According to this commission, around the world, 65 million people have fled their homes, becoming either internally displaced or refugees – the highest number since 1945.
This is not due to one particular crisis, but reflects a widespread and persistent phenomenon: many states are fragile, and periodically some melt down into violent disorder.
The share of the extreme poor in fragile and conflict-affected areas could rise to as much as 60 percent.
Previously considered to be a phenomenon of low-income countries, fragility now afflicts middle- and even high-income countries, such as those in the Middle East.
Given these countries’ greater integration with the global economy, the spillovers from conflict and violence to the rest of the world are more intense and widespread.
The purpose of the roundtable is to bring together three major global actors on state fragility – the Commission on State Fragility, Growth and Development; the IMF; and the WBG – to share their ongoing work and perspectives on how to tackle fragility and conflict.
“We can’t tackle global poverty or, indeed, improve our own security at home, unless we address the challenges caused by state fragility. The Commission aims to generate innovative ideas to help tackle state fragility and state failure,”Cameron said.
Speakers lined up include; Kristalina Georgieva CEO, World Bank, Donald Kaberuka High Representative, African Union Peace Fund, Tao Zhang Deputy Managing Director, International Monetary Fund and Paul Collier Professor of Economics and Public Policy, Oxford University.
The discussions are moderated by Gayle Tzemach Lemmon Author and Journalist.

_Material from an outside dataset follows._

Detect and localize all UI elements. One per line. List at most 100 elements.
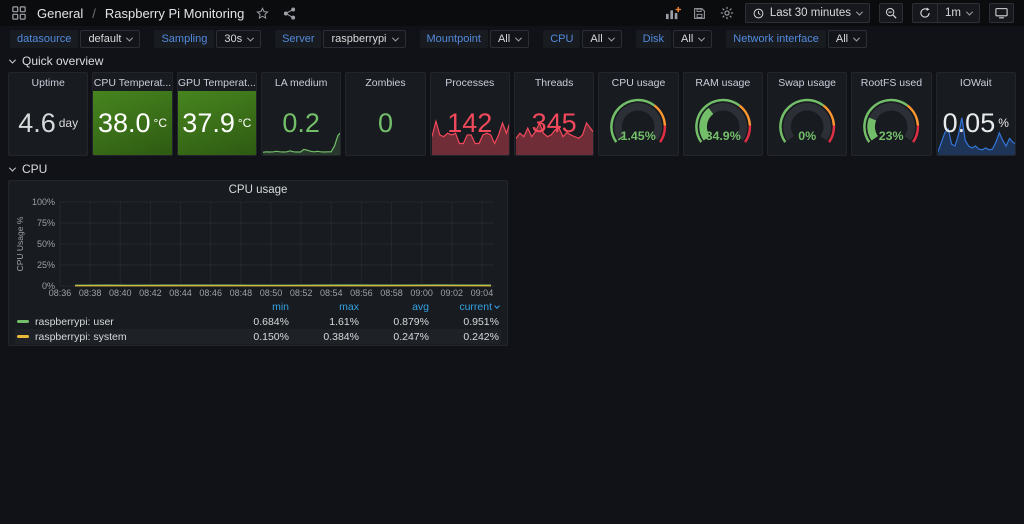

Meanwhile on Thursday Cameron and Donald Kaberuka, High Representative on the African Union Peace Fund will discuss the need for a new global approach to state fragility.
Both will be launching the Commission’s report Escaping the Fragility Trap, which makes the case for urgent action and outlines recommendations for how domestic and international actors can do things differently.
A second panel discussion will delve deeper into the challenges of economic policy management in fragile and conflict affected states with Sir Paul Collier, Professor of Economics and Public Policy at the Blavatnik School of Government and Academic Director of the Fragility Commission, Charles Collyns, Director of the IMF’s Independent Evaluation Office (IEO), and Amat Al Alim Alsoswa, former Minister in Yemen and former UN Assistant Secretary General.